|
|
|
|
|
by wildermuthn
2719 days ago
|
|
A lot of comments here about “luck” ignore the essential nature of it: its subjectivity. Objectively, there is no such thing as luck, but only circumstance. Circumstance can certainly be beyond our control. Luck, however, is our subjective interpretation of circumstance, and is very much within our power to control. Are you lucky or unlucky? Are your circumstances lucky or unlucky? Your answer to that question doesn’t impact your circumstances — what happens to you — but it does significantly impact your mindset and behavior — what you make happen. A person who believes in bad luck is disempowering themselves. A person who believes in good luck does the opposite: priming themselves to see patterns of opportunity where the unlucky brain sees patterns of obstacles. Do these beliefs change anything about the real opportunities or obstacles that come our way? Not one bit. But beliefs dramatically affect what we see and what we do. Having said that, in my case I am special. I actually am objectively the luckiest person I’ve ever met. |
|
But I have a good example and anecdote here. I used to work at a startup that went from 60 million views a month to a few billion (Facebook videos). Some people would say, “you were just at the right place at the right time, when Facebook decided to promote video.” That’s true, for sure. However, the right way to describe it is, “I am a really lucky guy. If it hadn’t been Facebook promoting video, it would have been some other lucky break.”

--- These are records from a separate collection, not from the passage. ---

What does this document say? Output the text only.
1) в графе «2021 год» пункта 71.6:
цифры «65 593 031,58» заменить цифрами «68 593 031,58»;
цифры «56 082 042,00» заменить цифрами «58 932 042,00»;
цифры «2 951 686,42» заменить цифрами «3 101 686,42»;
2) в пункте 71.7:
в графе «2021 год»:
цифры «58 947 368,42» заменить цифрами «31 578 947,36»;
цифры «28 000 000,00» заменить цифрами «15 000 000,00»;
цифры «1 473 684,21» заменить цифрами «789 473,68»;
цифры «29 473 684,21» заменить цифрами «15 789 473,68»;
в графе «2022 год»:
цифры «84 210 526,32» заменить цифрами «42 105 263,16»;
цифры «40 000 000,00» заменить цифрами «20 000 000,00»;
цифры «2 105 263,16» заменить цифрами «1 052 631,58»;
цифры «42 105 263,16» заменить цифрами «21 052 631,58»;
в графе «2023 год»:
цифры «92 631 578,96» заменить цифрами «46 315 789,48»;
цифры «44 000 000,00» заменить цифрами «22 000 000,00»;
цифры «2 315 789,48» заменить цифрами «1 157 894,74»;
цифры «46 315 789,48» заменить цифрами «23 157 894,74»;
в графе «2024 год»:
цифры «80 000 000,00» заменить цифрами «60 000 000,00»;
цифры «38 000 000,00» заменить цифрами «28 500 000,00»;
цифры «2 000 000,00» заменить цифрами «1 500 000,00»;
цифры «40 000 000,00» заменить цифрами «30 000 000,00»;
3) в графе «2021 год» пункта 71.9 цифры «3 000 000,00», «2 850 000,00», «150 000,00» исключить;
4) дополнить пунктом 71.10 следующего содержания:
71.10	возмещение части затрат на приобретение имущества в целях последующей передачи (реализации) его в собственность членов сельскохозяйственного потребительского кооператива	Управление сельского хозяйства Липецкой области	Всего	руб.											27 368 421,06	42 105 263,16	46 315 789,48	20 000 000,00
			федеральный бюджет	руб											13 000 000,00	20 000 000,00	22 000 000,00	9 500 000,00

Another anecdote: divorce. Whenever I encounter a thought that starts to resemble self-pity, I remember how lucky I am, and that for the next three days, instead of sulking to myself about not seeing my kids, I actually have something most parents never get: three days of distraction-free time to work on a product that I believe will change the world.
Perhaps I’m deluding myself? There’s no perhaps. I am most definitely deluding myself. But some delusions can help. Being lucky is definitely one of them, with perhaps one additional caveat: that being lucky doesn’t mean I win lottery tickets. It means if I never give up, and I work as insanely hard as possible, and have the humility to change as circumstances dictate, that my good luck ensures I can’t lose. Oddly enough, it is my belief in luck that encourages me to never stop looking for it to be realized. Pretty silly, but it works for me!